Problem is, a certain percentage of these "reproduced" folks leave the Heartland and move to coastal urban centers and turn into leftist Democratic voters. This migration strikes me as largely unidirectional. If you live in a big city, like Seattle, you probably have some friends who moved there from [insert dumpy red state here] as young adults, often leaving their religious upbringing behind. How many people go in the opposite direction? How many Boston Brahmins or young Seattle urchins leave home to become religious conservatives in Nebraska?

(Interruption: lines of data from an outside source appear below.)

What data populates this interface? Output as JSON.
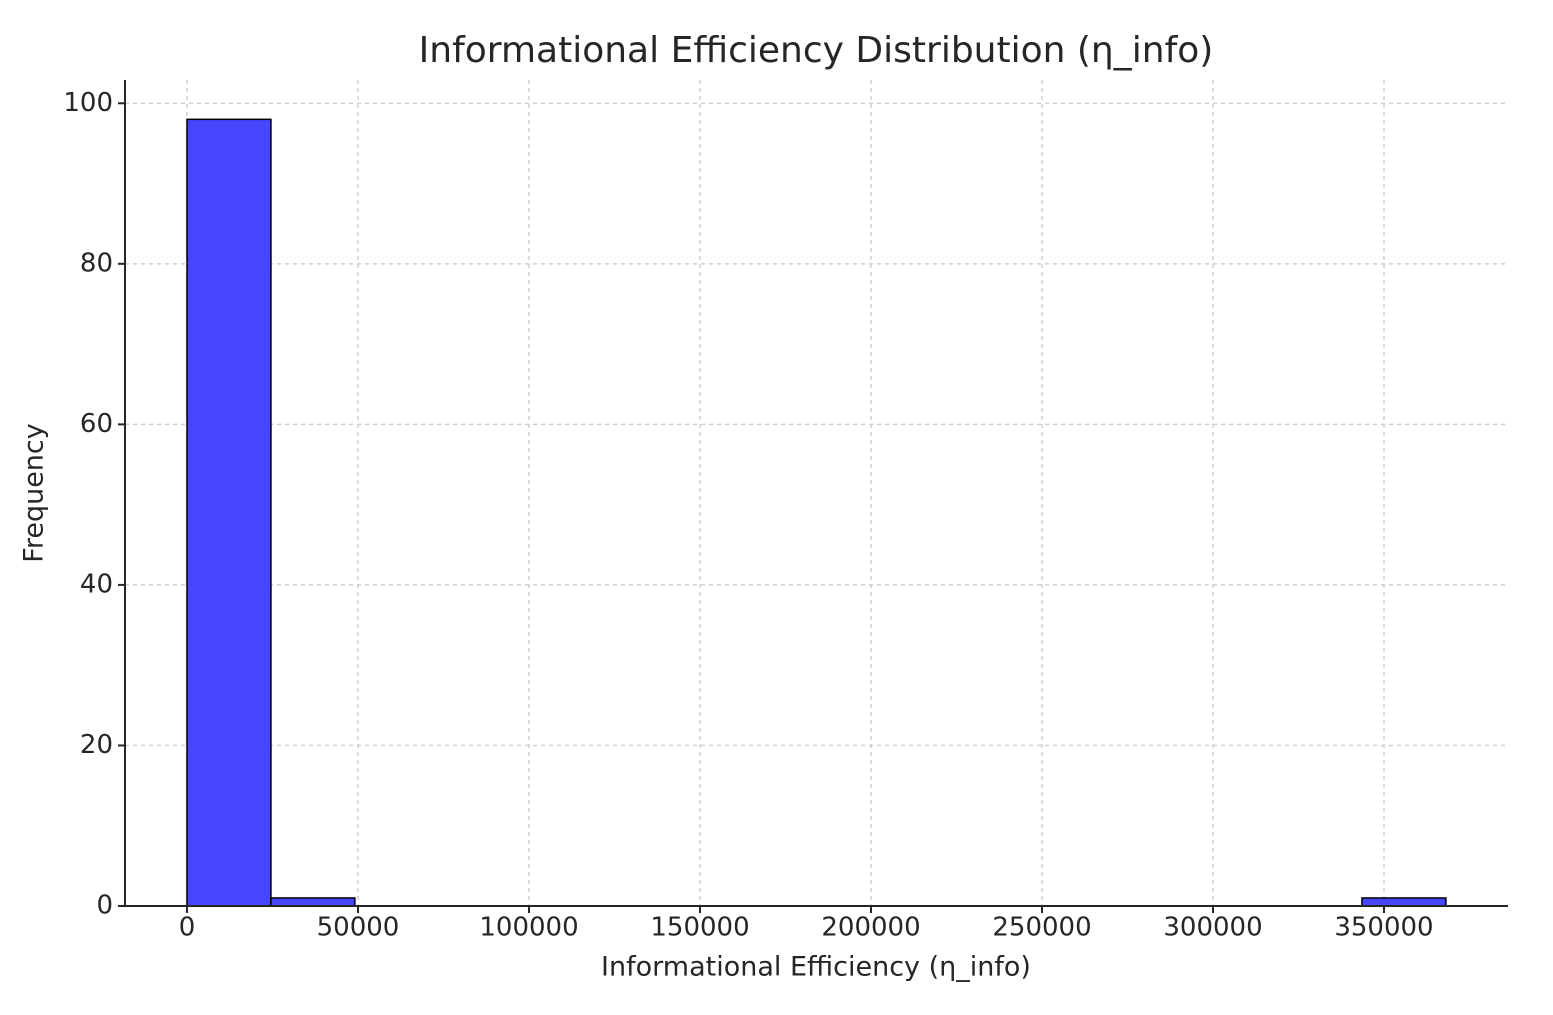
{
  "chart_data": {
    "type": "histogram",
    "title": "Informational Efficiency Distribution (η_info)",
    "x_label": "Informational Efficiency (η_info)",
    "y_label": "Frequency",
    "bins": [
      0,
      24540,
      49080,
      73620,
      98160,
      122700,
      147240,
      171780,
      196320,
      220860,
      245400,
      269940,
      294480,
      319020,
      343560,
      368100
    ],
    "values": [
      98,
      1,
      0,
      0,
      0,
      0,
      0,
      0,
      0,
      0,
      0,
      0,
      0,
      0,
      1
    ],
    "color": "#4646ff",
    "edgecolor": "#000000",
    "xlim": [
      -18130,
      386260
    ],
    "ylim": [
      0,
      102.9
    ],
    "xticks": [
      0,
      50000,
      100000,
      150000,
      200000,
      250000,
      300000,
      350000
    ],
    "yticks": [
      0,
      20,
      40,
      60,
      80,
      100
    ],
    "grid": true
  }
}
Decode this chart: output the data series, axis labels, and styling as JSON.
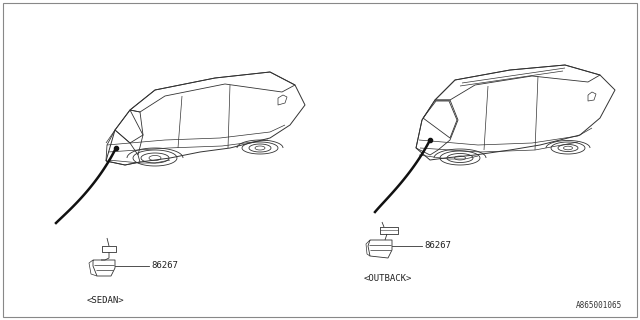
{
  "bg_color": "#ffffff",
  "border_color": "#aaaaaa",
  "line_color": "#333333",
  "part_number": "86267",
  "label_sedan": "<SEDAN>",
  "label_outback": "<OUTBACK>",
  "diagram_id": "A865001065",
  "fig_width": 6.4,
  "fig_height": 3.2,
  "dpi": 100
}
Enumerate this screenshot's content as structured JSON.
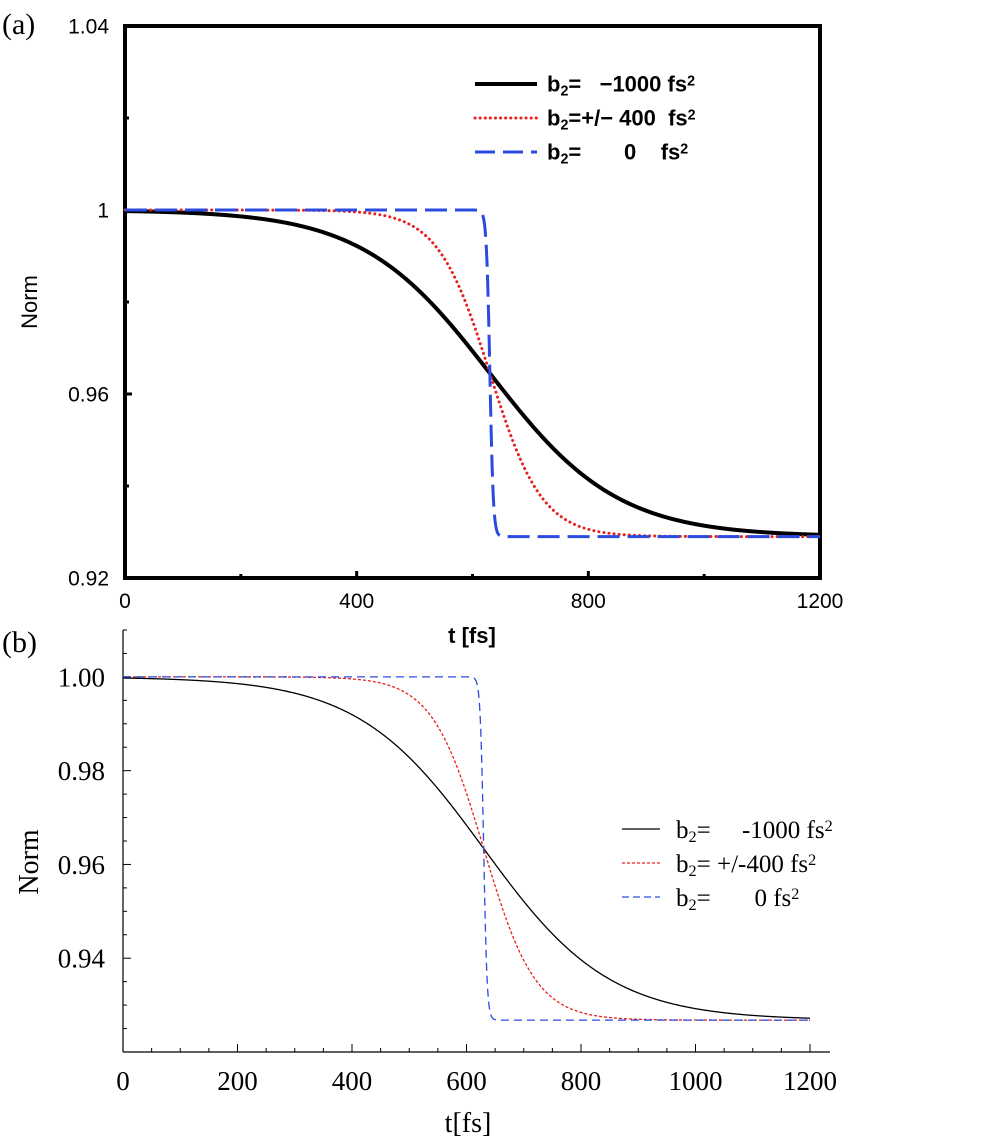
{
  "chart_data": [
    {
      "type": "line",
      "panel_label": "(a)",
      "title": "",
      "xlabel": "t [fs]",
      "ylabel": "Norm",
      "xlim": [
        0,
        1200
      ],
      "ylim": [
        0.92,
        1.04
      ],
      "xticks": [
        0,
        400,
        800,
        1200
      ],
      "xtick_labels": [
        "0",
        "400",
        "800",
        "1200"
      ],
      "yticks": [
        0.92,
        0.96,
        1.0,
        1.04
      ],
      "ytick_labels": [
        "0.92",
        "0.96",
        "1",
        "1.04"
      ],
      "legend_position": "top-right",
      "grid": false,
      "series": [
        {
          "name": "b2= −1000 fs2",
          "legend_lead": "b",
          "legend_sub": "2",
          "legend_mid": "=   −1000 fs",
          "legend_sup": "2",
          "color": "#000000",
          "style": "solid",
          "width": 4,
          "center": 630,
          "width_fs": 110
        },
        {
          "name": "b2=+/− 400 fs2",
          "legend_lead": "b",
          "legend_sub": "2",
          "legend_mid": "=+/− 400  fs",
          "legend_sup": "2",
          "color": "#e8201e",
          "style": "dotted",
          "width": 3,
          "center": 630,
          "width_fs": 45
        },
        {
          "name": "b2= 0 fs2",
          "legend_lead": "b",
          "legend_sub": "2",
          "legend_mid": "=       0    fs",
          "legend_sup": "2",
          "color": "#2b4be0",
          "style": "dashed",
          "width": 3,
          "center": 630,
          "width_fs": 3
        }
      ],
      "y_start": 1.0,
      "y_end": 0.929
    },
    {
      "type": "line",
      "panel_label": "(b)",
      "title": "",
      "xlabel": "t[fs]",
      "ylabel": "Norm",
      "xlim": [
        0,
        1200
      ],
      "ylim": [
        0.92,
        1.01
      ],
      "xticks": [
        0,
        200,
        400,
        600,
        800,
        1000,
        1200
      ],
      "xtick_labels": [
        "0",
        "200",
        "400",
        "600",
        "800",
        "1000",
        "1200"
      ],
      "yticks": [
        0.94,
        0.96,
        0.98,
        1.0
      ],
      "ytick_labels": [
        "0.94",
        "0.96",
        "0.98",
        "1.00"
      ],
      "legend_position": "center-right",
      "grid": false,
      "series": [
        {
          "name": "b2= -1000 fs2",
          "legend_lead": "b",
          "legend_sub": "2",
          "legend_mid": "=     -1000 fs",
          "legend_sup": "2",
          "color": "#000000",
          "style": "solid",
          "width": 1.3,
          "center": 630,
          "width_fs": 110
        },
        {
          "name": "b2= +/-400 fs2",
          "legend_lead": "b",
          "legend_sub": "2",
          "legend_mid": "= +/-400 fs",
          "legend_sup": "2",
          "color": "#e8201e",
          "style": "dashed-fine",
          "width": 1.3,
          "center": 630,
          "width_fs": 45
        },
        {
          "name": "b2= 0 fs2",
          "legend_lead": "b",
          "legend_sub": "2",
          "legend_mid": "=       0 fs",
          "legend_sup": "2",
          "color": "#2b4be0",
          "style": "dashed",
          "width": 1.3,
          "center": 630,
          "width_fs": 3
        }
      ],
      "y_start": 1.0,
      "y_end": 0.9268
    }
  ]
}
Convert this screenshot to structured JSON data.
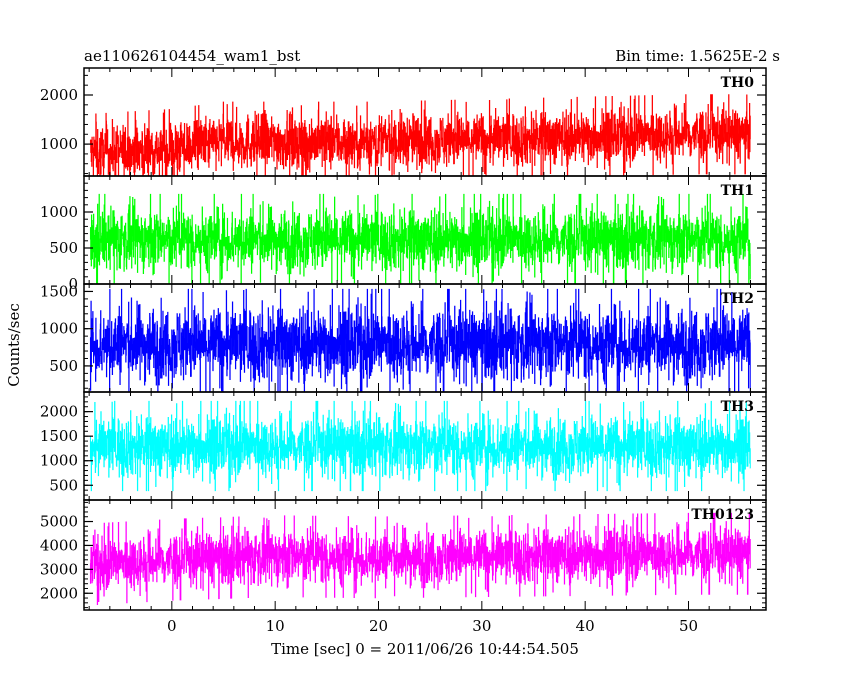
{
  "header": {
    "left_title": "ae110626104454_wam1_bst",
    "right_title": "Bin time: 1.5625E-2 s"
  },
  "chart_data": {
    "type": "line",
    "style": "histogram-step lightcurve, 5 stacked panels sharing x axis",
    "xlabel": "Time [sec] 0 = 2011/06/26 10:44:54.505",
    "ylabel": "Counts/sec",
    "xlim": [
      -8.5,
      57.5
    ],
    "x_ticks": [
      0,
      10,
      20,
      30,
      40,
      50
    ],
    "data_x_range": [
      -7.9,
      56.0
    ],
    "bin_time_s": 0.015625,
    "panels": [
      {
        "name": "TH0",
        "color": "#ff0000",
        "ylim": [
          350,
          2550
        ],
        "y_ticks": [
          1000,
          2000
        ],
        "trend_x": [
          -8,
          0,
          5,
          10,
          20,
          30,
          40,
          50,
          56
        ],
        "trend_mean": [
          800,
          900,
          1050,
          1050,
          1050,
          1100,
          1150,
          1200,
          1200
        ],
        "spread": 620
      },
      {
        "name": "TH1",
        "color": "#00ff00",
        "ylim": [
          0,
          1500
        ],
        "y_ticks": [
          0,
          500,
          1000
        ],
        "trend_x": [
          -8,
          56
        ],
        "trend_mean": [
          620,
          620
        ],
        "spread": 480
      },
      {
        "name": "TH2",
        "color": "#0000ff",
        "ylim": [
          150,
          1600
        ],
        "y_ticks": [
          500,
          1000,
          1500
        ],
        "trend_x": [
          -8,
          56
        ],
        "trend_mean": [
          800,
          800
        ],
        "spread": 560
      },
      {
        "name": "TH3",
        "color": "#00ffff",
        "ylim": [
          200,
          2400
        ],
        "y_ticks": [
          500,
          1000,
          1500,
          2000
        ],
        "trend_x": [
          -8,
          56
        ],
        "trend_mean": [
          1300,
          1300
        ],
        "spread": 700
      },
      {
        "name": "TH0123",
        "color": "#ff00ff",
        "ylim": [
          1300,
          5900
        ],
        "y_ticks": [
          2000,
          3000,
          4000,
          5000
        ],
        "trend_x": [
          -8,
          0,
          10,
          20,
          30,
          40,
          50,
          56
        ],
        "trend_mean": [
          3200,
          3400,
          3550,
          3500,
          3550,
          3600,
          3650,
          3650
        ],
        "spread": 1300
      }
    ]
  }
}
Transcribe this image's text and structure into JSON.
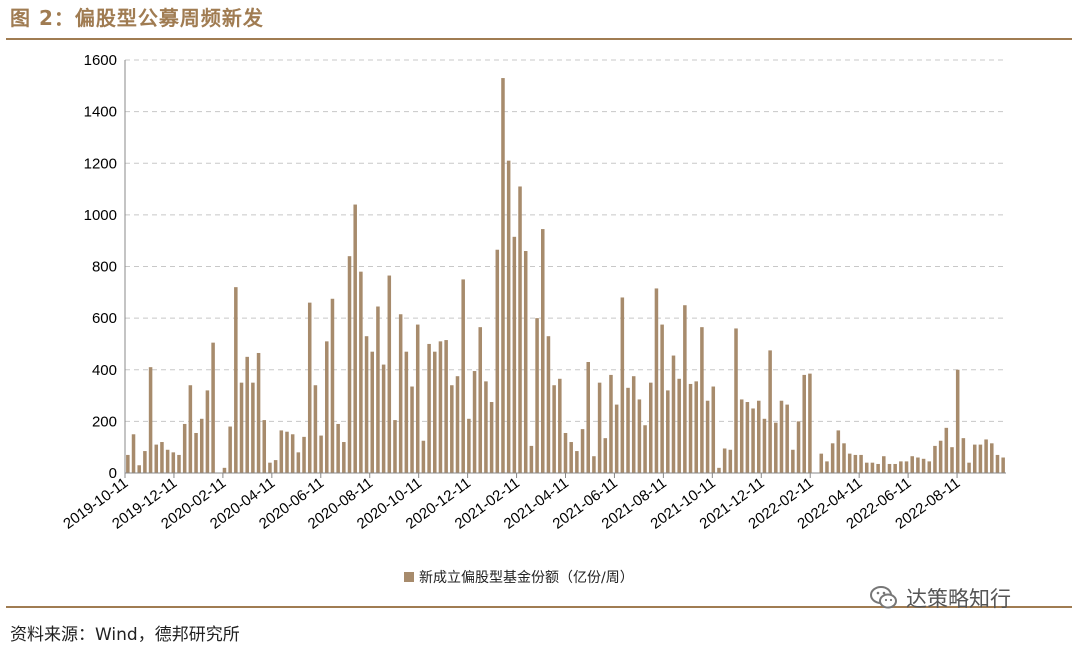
{
  "header": {
    "title": "图 2：偏股型公募周频新发"
  },
  "footer": {
    "source": "资料来源：Wind，德邦研究所"
  },
  "watermark": {
    "text": "达策略知行",
    "icon": "wechat-icon"
  },
  "colors": {
    "bar": "#a78b6c",
    "accent": "#a07c52",
    "grid": "#c8c8c8",
    "axis": "#888888"
  },
  "chart_data": {
    "type": "bar",
    "title": "",
    "xlabel": "",
    "ylabel": "",
    "ylim": [
      0,
      1600
    ],
    "yticks": [
      0,
      200,
      400,
      600,
      800,
      1000,
      1200,
      1400,
      1600
    ],
    "grid": true,
    "legend_position": "bottom-center",
    "x_tick_labels": [
      "2019-10-11",
      "2019-12-11",
      "2020-02-11",
      "2020-04-11",
      "2020-06-11",
      "2020-08-11",
      "2020-10-11",
      "2020-12-11",
      "2021-02-11",
      "2021-04-11",
      "2021-06-11",
      "2021-08-11",
      "2021-10-11",
      "2021-12-11",
      "2022-02-11",
      "2022-04-11",
      "2022-06-11",
      "2022-08-11"
    ],
    "series": [
      {
        "name": "新成立偏股型基金份额（亿份/周）",
        "values": [
          70,
          150,
          30,
          85,
          410,
          110,
          120,
          90,
          80,
          70,
          190,
          340,
          155,
          210,
          320,
          505,
          0,
          20,
          180,
          720,
          350,
          450,
          350,
          465,
          205,
          40,
          50,
          165,
          160,
          150,
          80,
          140,
          660,
          340,
          145,
          510,
          675,
          190,
          120,
          840,
          1040,
          780,
          530,
          470,
          645,
          420,
          765,
          205,
          615,
          470,
          335,
          575,
          125,
          500,
          470,
          510,
          515,
          340,
          375,
          750,
          210,
          395,
          565,
          355,
          275,
          865,
          1530,
          1210,
          915,
          1110,
          860,
          105,
          600,
          945,
          530,
          340,
          365,
          155,
          120,
          85,
          170,
          430,
          65,
          350,
          135,
          380,
          265,
          680,
          330,
          375,
          285,
          185,
          350,
          715,
          575,
          320,
          455,
          365,
          650,
          345,
          355,
          565,
          280,
          335,
          20,
          95,
          90,
          560,
          285,
          275,
          250,
          280,
          210,
          475,
          195,
          280,
          265,
          90,
          200,
          380,
          385,
          0,
          75,
          45,
          115,
          165,
          115,
          75,
          70,
          70,
          40,
          40,
          35,
          65,
          35,
          35,
          45,
          45,
          65,
          60,
          55,
          45,
          105,
          125,
          175,
          100,
          400,
          135,
          40,
          110,
          110,
          130,
          115,
          70,
          60
        ]
      }
    ]
  }
}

There's a reason the migration is unidirectional - people (especially young, curious folks) are going to head for the more dynamic, less restrictive lifestyle. Cultural homogeneity and an alleged 6,000 year old Earth are not great bases for recruitment - you have to "birth" people into that world-view and hope they stick around. Dynamic culture, sex, drugs, and a government that allegedly will tend to your more costly worldly needs? As Drucker said in Heat, "I don't have to sell this and you know it, 'cause this kind of shit here sells itself."

I had to use all sorts of labels and terms here I usually avoid - Red State, Heartland, blah blah... oh well. Only way to make my point.